The story is like this.
An authoritative team composed of education experts, data scientists, and research analysts from the World Bank, conducted a randomized controlled trial on student learning with GPT-4 tutoring in Nigeria.
They found that 6 consecutive weeks of AI-assisted after-school tutoring resulted in learning gains equivalent to two years of normal schooling.
Moreover, this method exceeded 80% of other educational interventions in the randomized controlled trial database of educational interventions in developing countries.
Almost all the students who participated in the experiment showed learning progress, and the more AI-assisted courses they participated in, the more obvious their progress was.
After Ethan Mollick, a professor at the Wharton School, posted this research on X, it quickly gained a lot of attention from netizens.
Greg Brockman also forwarded it.
Netizens in the comment area shared their experiences of using AI to assist their learning.
My 13-year-old daughter has been using ChatGPT to tutor her for over a year. She is already able to discuss topics such as derivatives and integrals in calculus, as well as electromagnetism and thermodynamics in physics. Last year, the school wanted to let her skip a grade, but we refused.
I am introducing a student-designed LLM tutoring tool for my university courses. I wonder if anyone has suggestions on how to implement this as a randomized controlled trial?
Providing the tutoring service to only half the students seems unfair.
Ethan Mollick further supplemented that it is very important for teachers to lead students in using AI:
In some cases, using AI independently as a tutor may impair learning, as it gives a false sense of learning.
Project Details
In 1984, educational psychologist Benjamin Bloom demonstrated that students receiving one-on-one tutoring significantly outperformed those limited to traditional classroom settings.

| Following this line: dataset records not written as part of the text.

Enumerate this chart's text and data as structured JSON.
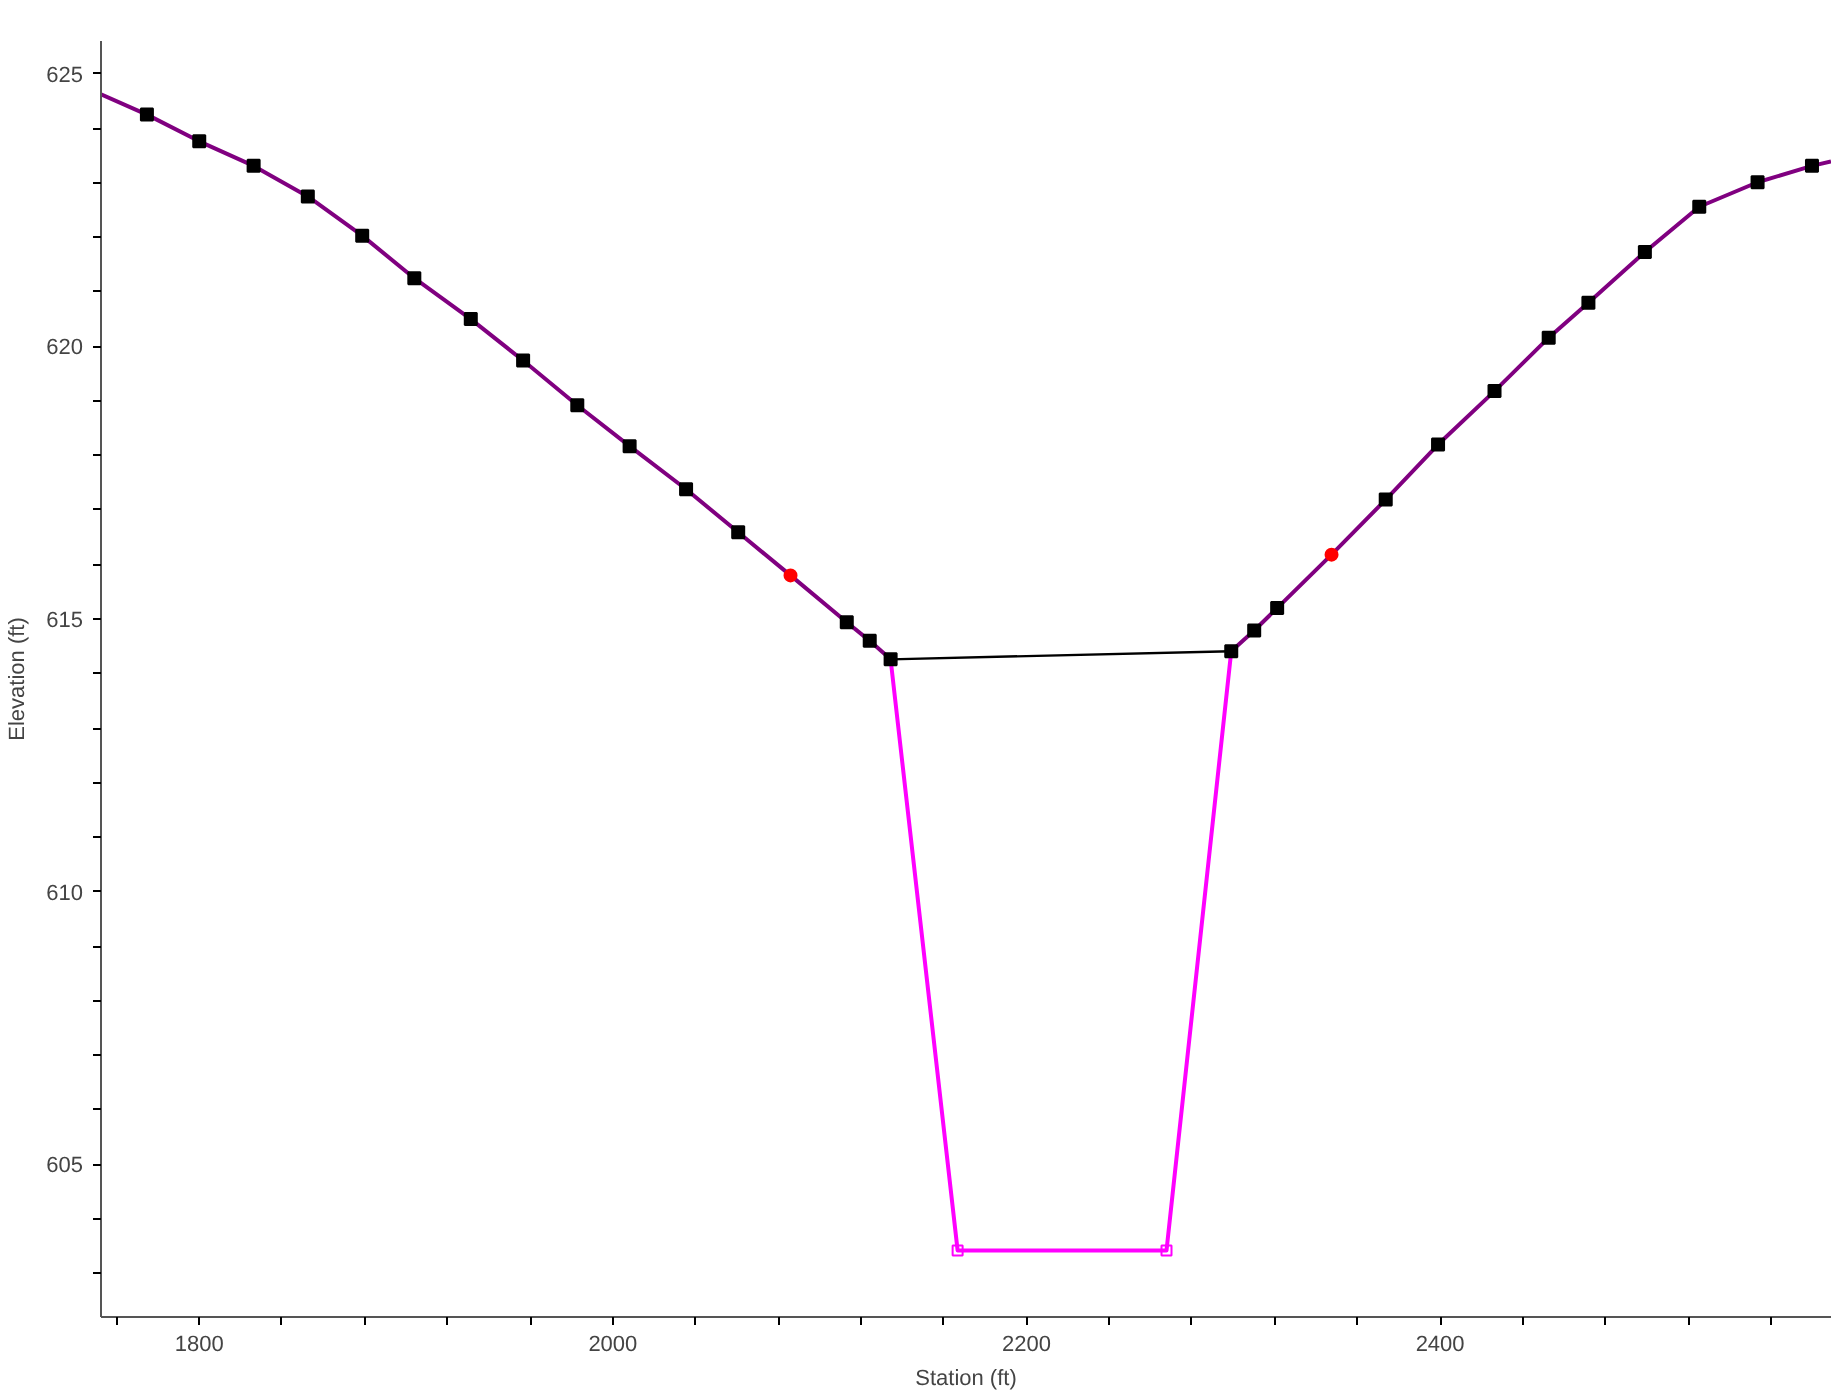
{
  "chart_data": {
    "type": "line",
    "xlabel": "Station (ft)",
    "ylabel": "Elevation (ft)",
    "xlim": [
      1752.5,
      2589
    ],
    "ylim": [
      602.2,
      625.6
    ],
    "xticks": [
      {
        "value": 1760,
        "label": null
      },
      1800,
      {
        "value": 1840,
        "label": null
      },
      {
        "value": 1880,
        "label": null
      },
      {
        "value": 1920,
        "label": null
      },
      {
        "value": 1960,
        "label": null
      },
      2000,
      {
        "value": 2040,
        "label": null
      },
      {
        "value": 2080,
        "label": null
      },
      {
        "value": 2120,
        "label": null
      },
      {
        "value": 2160,
        "label": null
      },
      2200,
      {
        "value": 2240,
        "label": null
      },
      {
        "value": 2280,
        "label": null
      },
      {
        "value": 2320,
        "label": null
      },
      {
        "value": 2360,
        "label": null
      },
      2400,
      {
        "value": 2440,
        "label": null
      },
      {
        "value": 2480,
        "label": null
      },
      {
        "value": 2520,
        "label": null
      },
      {
        "value": 2560,
        "label": null
      }
    ],
    "yticks": [
      {
        "value": 603,
        "label": null
      },
      {
        "value": 604,
        "label": null
      },
      605,
      {
        "value": 606,
        "label": null
      },
      {
        "value": 607,
        "label": null
      },
      {
        "value": 608,
        "label": null
      },
      {
        "value": 609,
        "label": null
      },
      610,
      {
        "value": 611,
        "label": null
      },
      {
        "value": 612,
        "label": null
      },
      {
        "value": 613,
        "label": null
      },
      {
        "value": 614,
        "label": null
      },
      615,
      {
        "value": 616,
        "label": null
      },
      {
        "value": 617,
        "label": null
      },
      {
        "value": 618,
        "label": null
      },
      {
        "value": 619,
        "label": null
      },
      620,
      {
        "value": 621,
        "label": null
      },
      {
        "value": 622,
        "label": null
      },
      {
        "value": 623,
        "label": null
      },
      {
        "value": 624,
        "label": null
      },
      625
    ],
    "grid": false,
    "line_style": "solid",
    "series": [
      {
        "color": "#800080",
        "marker": "none",
        "x": [
          1752.5,
          1774.7,
          1800,
          1826.3,
          1852.5,
          1878.8,
          1904,
          1931.3,
          1956.6,
          1982.8,
          2008.1,
          2035.4,
          2060.6,
          2085.9,
          2113.1,
          2124.2,
          2134.3
        ],
        "values": [
          624.62,
          624.25,
          623.76,
          623.31,
          622.75,
          622.03,
          621.25,
          620.5,
          619.74,
          618.92,
          618.17,
          617.38,
          616.59,
          615.8,
          614.94,
          614.6,
          614.26
        ]
      },
      {
        "color": "#ff00ff",
        "marker": "square",
        "x": [
          2134.3,
          2166.7,
          2267.7,
          2299
        ],
        "values": [
          614.26,
          603.42,
          603.42,
          614.41
        ]
      },
      {
        "color": "#800080",
        "marker": "none",
        "x": [
          2299,
          2310.1,
          2321.2,
          2347.5,
          2373.7,
          2399,
          2426.3,
          2452.5,
          2471.7,
          2499,
          2525.3,
          2553.5,
          2579.8,
          2589
        ],
        "values": [
          614.41,
          614.79,
          615.2,
          616.18,
          617.19,
          618.2,
          619.18,
          620.16,
          620.8,
          621.73,
          622.56,
          623.01,
          623.31,
          623.39
        ]
      },
      {
        "color": "#000000",
        "marker": "none",
        "x": [
          2134.3,
          2299
        ],
        "values": [
          614.26,
          614.41
        ]
      },
      {
        "type": "scatter",
        "color": "#000000",
        "marker": "square",
        "x": [
          1774.7,
          1800,
          1826.3,
          1852.5,
          1878.8,
          1904,
          1931.3,
          1956.6,
          1982.8,
          2008.1,
          2035.4,
          2060.6,
          2113.1,
          2124.2,
          2134.3,
          2299,
          2310.1,
          2321.2,
          2373.7,
          2399,
          2426.3,
          2452.5,
          2471.7,
          2499,
          2525.3,
          2553.5,
          2579.8
        ],
        "values": [
          624.25,
          623.76,
          623.31,
          622.75,
          622.03,
          621.25,
          620.5,
          619.74,
          618.92,
          618.17,
          617.38,
          616.59,
          614.94,
          614.6,
          614.26,
          614.41,
          614.79,
          615.2,
          617.19,
          618.2,
          619.18,
          620.16,
          620.8,
          621.73,
          622.56,
          623.01,
          623.31
        ]
      },
      {
        "type": "scatter",
        "color": "#ff0000",
        "marker": "circle",
        "x": [
          2085.9,
          2347.5
        ],
        "values": [
          615.8,
          616.18
        ]
      }
    ]
  }
}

Although the benefits of one-on-one tutoring have been proven, the cost is high.
The education team from the World Bank believes that generative AI can create new human-like content, opening up broader possibilities for educational applications.
Based on this potential, they conducted an experiment in Edo State, Nigeria.

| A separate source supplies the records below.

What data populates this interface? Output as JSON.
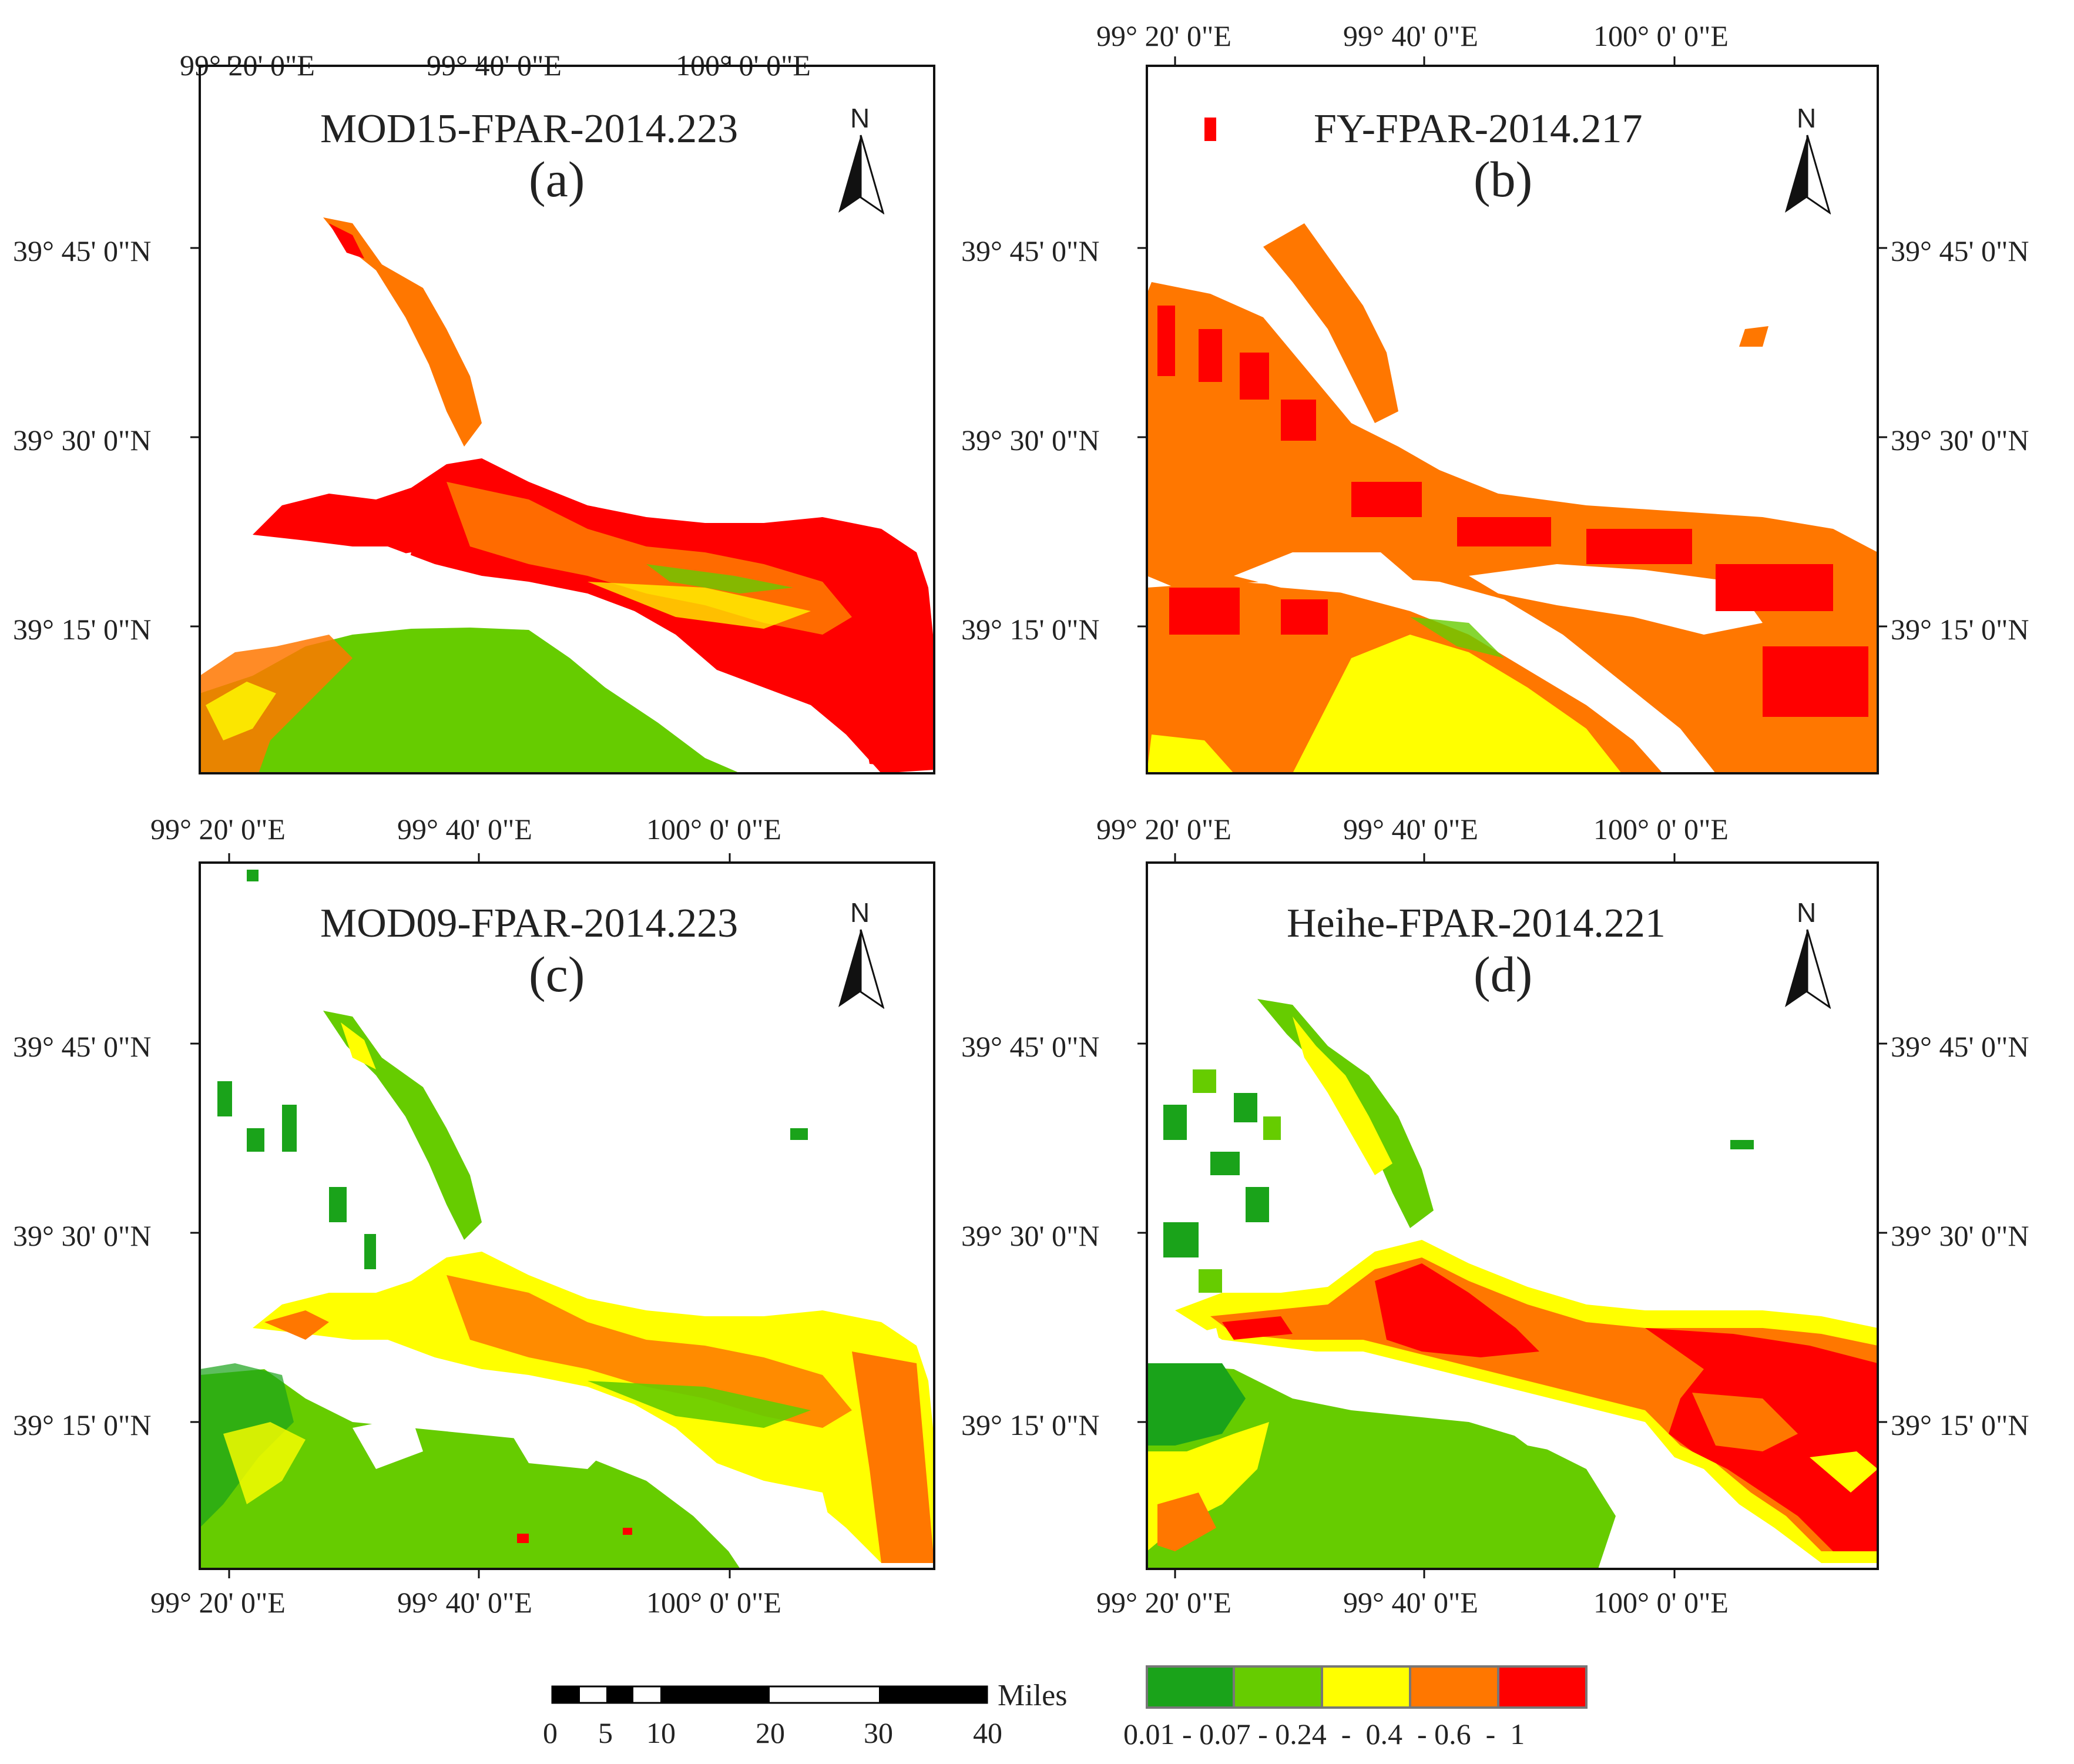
{
  "colors": {
    "class1": "#1aa31a",
    "class2": "#66cc00",
    "class3": "#ffff00",
    "class4": "#ff7700",
    "class5": "#ff0000"
  },
  "panels": [
    {
      "title": "MOD15-FPAR-2014.223",
      "label": "(a)"
    },
    {
      "title": "FY-FPAR-2014.217",
      "label": "(b)"
    },
    {
      "title": "MOD09-FPAR-2014.223",
      "label": "(c)"
    },
    {
      "title": "Heihe-FPAR-2014.221",
      "label": "(d)"
    }
  ],
  "axes": {
    "lon_ticks": [
      "99° 20' 0\"E",
      "99° 40' 0\"E",
      "100° 0' 0\"E"
    ],
    "lat_ticks": [
      "39° 45' 0\"N",
      "39° 30' 0\"N",
      "39° 15' 0\"N"
    ]
  },
  "north_arrow": {
    "letter": "N",
    "icon": "north-arrow-icon"
  },
  "scale_bar": {
    "unit": "Miles",
    "ticks": [
      "0",
      "5",
      "10",
      "20",
      "30",
      "40"
    ]
  },
  "legend": {
    "label_text": "0.01 - 0.07 - 0.24  -  0.4  - 0.6  -  1",
    "classes": [
      "0.01 - 0.07",
      "0.07 - 0.24",
      "0.24 - 0.4",
      "0.4 - 0.6",
      "0.6 - 1"
    ]
  }
}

From June to July 2024, 800 first-year high school students from seven pilot schools were required to attend two AI-assisted English tutoring sessions per week in the computer lab.

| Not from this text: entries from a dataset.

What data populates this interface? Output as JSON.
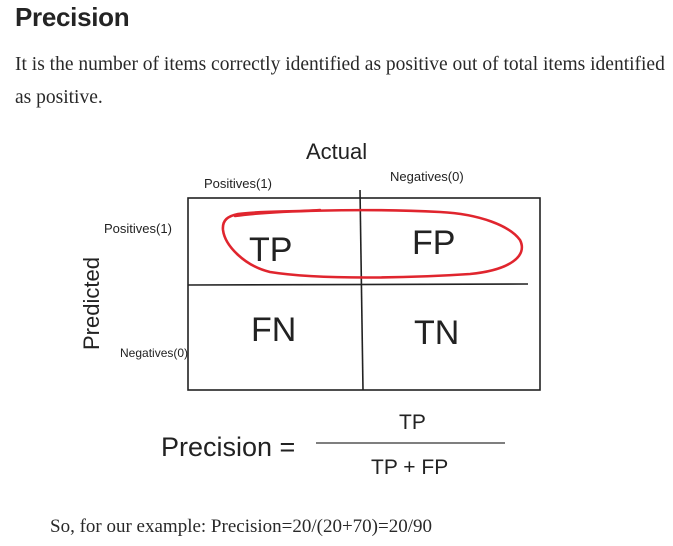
{
  "section": {
    "title": "Precision",
    "description": "It is the number of items correctly identified as positive out of total items identified as positive."
  },
  "figure": {
    "actual_label": "Actual",
    "predicted_label": "Predicted",
    "col_positive": "Positives(1)",
    "col_negative": "Negatives(0)",
    "row_positive": "Positives(1)",
    "row_negative": "Negatives(0)",
    "cells": {
      "tp": "TP",
      "fp": "FP",
      "fn": "FN",
      "tn": "TN"
    },
    "formula": {
      "lhs": "Precision =",
      "numerator": "TP",
      "denominator": "TP + FP"
    },
    "highlight_color": "#e0252e"
  },
  "caption": "So, for our example: Precision=20/(20+70)=20/90"
}
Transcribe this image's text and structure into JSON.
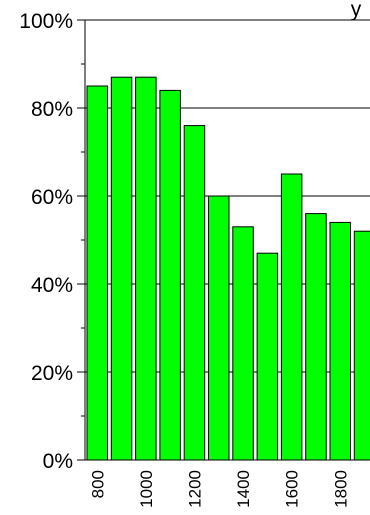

Specifically, each session began with the teacher introducing the weekly theme, followed by the students interacting with Microsoft Copilot powered by GPT-4 to complete English grammar learning and writing tasks.
The teachers guided the students on how to use AI, provided prompt suggestions, and led a brief reflection exercise at the end of each session.
During the project, the team summarized some lessons learned:
The participating students showed extremely high engagement, with many expressing a strong desire to use AI tools in the computer lab.
After the pilot, teachers' initial concerns about using AI transformed into recognizing its potential and the guiding role of AI in improving student learning.
The project lasted six weeks, and a longer duration may be more effective. In the early stages, students mainly learned to set up email, create Microsoft Copilot accounts, and use computers. Extending the project could focus more time on students' actual learning needs.
Frequent power and network outages during the rainy season disrupted student-AI interactions, and providing backup power and network connections was crucial for maintaining smooth course delivery.
Necessary support is needed for students and teachers, such as the project team developing a toolkit to guide the course and carefully designed prompts.
As with any project, there can be significant gaps between design and implementation. To address this, a small monitoring team closely supervised each pilot, collected key insights, and provided feedback to ensure the project progressed as planned.
Teachers also pointed out key risks of AI, such as over-reliance, generating incorrect feedback and misinformation, and misuse. Implementing appropriate mitigation strategies for these risks is crucial for students to explore this new learning approach.
After six weeks, students took a written test to assess their performance in three key areas: English (the focus), AI knowledge and digital skills.
The results showed that the randomly selected students who participated in the project significantly outperformed the non-participating students in all three areas.
Notably, the participating students also performed better in the school's regular year-end exams, even though the content of these exams far exceeded the topics covered during the six-week intervention.
This suggests that students who have learned to use AI effectively may have already applied these skills to independently explore and master other subjects.
Furthermore, the team found that the project had a positive impact on all students, not just those with high academic performance. And the more AI-assisted courses the students participated in, the more obvious their progress.
As mentioned earlier, many students had difficulty attending due to factors such as rainy season floods, so the team developed a rigorous monitoring system specifically for this project to accurately track student attendance.
The results showed that each additional day of attendance significantly improved learning outcomes. As shown in the figure below, the average assessment scores of students increased with the increase in attendance days:
The learning gains of students through AI assistance were very significant, about 0.3 standard deviations, equivalent to the progress of two years of normal learning in just six weeks.